For the first 104 pages of the file on activist Aaron Swartz click here.
After half-a-year of delays and roadblocks, the U.S Secret Service today released the first 104 pages of agency documents about the late coder and activist Aaron Swartz, including a brief report on Swartz’s suicide less than three months before his scheduled trial.
“On 1/11/13, Aaron Swartz was found dead in his apartment in Brooklyn, as a result of an apparent suicide,” reads a January 17, 2013 Secret Service memo. “A suppression hearing in this had been scheduled for 1/25/13 with a trial date of 4/1/13, in U.S. District Court of the District of Massachusetts.”
In January 2011, Swartz was caught using MIT’s public network to bulk-download 4 million academic articles from the JSTOR archive. MIT had a subscription to the archive that made it free to use from MIT’s campus. The Secret Service was brought into the case early on, and federal prosecutors ultimately charged Swartz with wire fraud and computer hacking.
The heavily redacted documents released today confirm earlier reports that the Secret Service was interested in a “Guerilla Open Access Manifesto” that Swartz and others had penned in 2008. In May 2011, a Secret Service agent and a detective from the Cambridge police department interviewed a friend of Swartz and inquired specifically about the political statement. The friend noted that Swartz and his coauthors “believe that the open access movement is a human rights issue.”

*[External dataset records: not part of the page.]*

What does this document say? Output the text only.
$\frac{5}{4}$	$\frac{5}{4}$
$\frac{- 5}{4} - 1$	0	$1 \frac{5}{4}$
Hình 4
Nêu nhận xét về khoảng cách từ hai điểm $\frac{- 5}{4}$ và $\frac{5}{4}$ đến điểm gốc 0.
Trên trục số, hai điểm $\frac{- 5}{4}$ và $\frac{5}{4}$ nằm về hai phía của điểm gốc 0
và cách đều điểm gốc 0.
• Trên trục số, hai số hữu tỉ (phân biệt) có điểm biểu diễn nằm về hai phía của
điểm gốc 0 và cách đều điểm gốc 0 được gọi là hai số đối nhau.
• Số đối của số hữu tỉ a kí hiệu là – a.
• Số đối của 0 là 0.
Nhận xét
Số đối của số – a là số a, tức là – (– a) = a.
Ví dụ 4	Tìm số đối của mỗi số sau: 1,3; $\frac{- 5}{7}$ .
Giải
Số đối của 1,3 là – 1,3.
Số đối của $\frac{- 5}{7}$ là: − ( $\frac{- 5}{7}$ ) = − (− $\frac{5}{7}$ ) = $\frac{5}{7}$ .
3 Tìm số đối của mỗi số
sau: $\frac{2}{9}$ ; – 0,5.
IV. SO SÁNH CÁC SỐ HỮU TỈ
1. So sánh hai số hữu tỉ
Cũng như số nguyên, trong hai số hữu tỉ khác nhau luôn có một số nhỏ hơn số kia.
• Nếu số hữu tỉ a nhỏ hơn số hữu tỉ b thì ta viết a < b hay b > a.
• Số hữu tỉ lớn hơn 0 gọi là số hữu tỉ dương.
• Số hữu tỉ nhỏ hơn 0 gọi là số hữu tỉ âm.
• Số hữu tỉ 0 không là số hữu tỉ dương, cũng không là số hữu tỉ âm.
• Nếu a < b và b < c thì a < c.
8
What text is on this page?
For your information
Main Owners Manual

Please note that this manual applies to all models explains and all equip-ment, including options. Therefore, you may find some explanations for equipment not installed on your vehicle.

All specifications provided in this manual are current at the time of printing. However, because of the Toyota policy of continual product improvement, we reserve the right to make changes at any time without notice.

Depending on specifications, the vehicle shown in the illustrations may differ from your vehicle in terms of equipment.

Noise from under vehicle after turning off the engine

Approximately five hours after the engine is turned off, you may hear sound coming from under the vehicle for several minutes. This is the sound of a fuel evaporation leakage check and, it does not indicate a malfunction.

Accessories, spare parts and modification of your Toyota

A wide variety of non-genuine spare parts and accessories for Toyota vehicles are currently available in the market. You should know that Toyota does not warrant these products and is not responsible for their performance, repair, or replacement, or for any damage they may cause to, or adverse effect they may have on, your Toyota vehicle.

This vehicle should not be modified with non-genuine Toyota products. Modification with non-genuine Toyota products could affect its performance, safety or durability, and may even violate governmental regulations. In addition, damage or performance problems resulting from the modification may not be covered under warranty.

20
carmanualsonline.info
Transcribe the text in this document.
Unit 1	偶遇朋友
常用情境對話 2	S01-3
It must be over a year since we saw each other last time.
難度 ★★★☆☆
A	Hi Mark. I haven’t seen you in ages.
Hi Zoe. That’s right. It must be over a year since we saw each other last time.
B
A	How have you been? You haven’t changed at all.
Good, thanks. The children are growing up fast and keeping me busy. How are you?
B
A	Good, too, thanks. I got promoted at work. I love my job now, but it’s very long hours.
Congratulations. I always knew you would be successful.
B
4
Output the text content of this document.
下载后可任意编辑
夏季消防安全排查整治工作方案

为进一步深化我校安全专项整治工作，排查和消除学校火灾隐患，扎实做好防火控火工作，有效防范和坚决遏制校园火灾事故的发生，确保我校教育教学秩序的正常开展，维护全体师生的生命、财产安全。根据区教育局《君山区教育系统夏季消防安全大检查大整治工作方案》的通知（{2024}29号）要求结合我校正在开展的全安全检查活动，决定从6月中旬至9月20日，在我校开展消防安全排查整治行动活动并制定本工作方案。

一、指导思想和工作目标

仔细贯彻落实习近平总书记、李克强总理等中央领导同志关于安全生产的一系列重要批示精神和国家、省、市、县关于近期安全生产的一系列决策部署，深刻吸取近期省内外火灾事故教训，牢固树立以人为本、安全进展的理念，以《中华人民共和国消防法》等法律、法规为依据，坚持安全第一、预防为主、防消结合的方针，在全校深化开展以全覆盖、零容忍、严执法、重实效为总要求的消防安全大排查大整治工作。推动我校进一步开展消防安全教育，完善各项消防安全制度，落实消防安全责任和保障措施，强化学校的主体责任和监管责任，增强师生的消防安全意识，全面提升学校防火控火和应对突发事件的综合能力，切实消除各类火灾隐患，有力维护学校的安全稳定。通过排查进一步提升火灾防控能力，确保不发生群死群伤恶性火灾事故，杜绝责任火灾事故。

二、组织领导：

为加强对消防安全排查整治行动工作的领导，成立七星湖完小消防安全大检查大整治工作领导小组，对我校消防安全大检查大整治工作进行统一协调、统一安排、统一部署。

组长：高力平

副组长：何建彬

The Secret Service documents also describe the February 11, 2011 search on Swartz’s home in Cambridge that came over a month after Swartz was first arrested and released by local police. “Swartz was home at the time the search was executed,” reads one report. “While the search was conducted, Swartz made statements to the effect of, what took you so long, and why didn’t you do this earlier?”
The documents were released through my ongoing Freedom of Information Act lawsuit against the Department of Homeland Security, the Secret Service’s parent agency.
I am the plaintiff in the lawsuit. In February, the Secret Service denied in full my request for any files it held on Swartz. When the agency failed to respond to my administrative appeal, I recruited DC-based attorney David Sobel, and we filed suit.
Last month U.S. District Judge Colleen Kollar-Kotelly ordered the government to begin releasing the Swartz files on a rolling basis, but then stayed that order to hear arguments from MIT and JSTOR, who are seeking advance review of any documents released. (My lawyer is now talking to their lawyers.) Last week Kollar-Kotelly directed the government to promptly release the 104 pages that have already been reviewed, and which do not reference MIT or JSTOR employees.
The government says it’s identified 14,500 pages of documents for release on a rolling basis. It estimates it will take six months to process them.
Disclosure: I knew Swartz and worked with him on a project.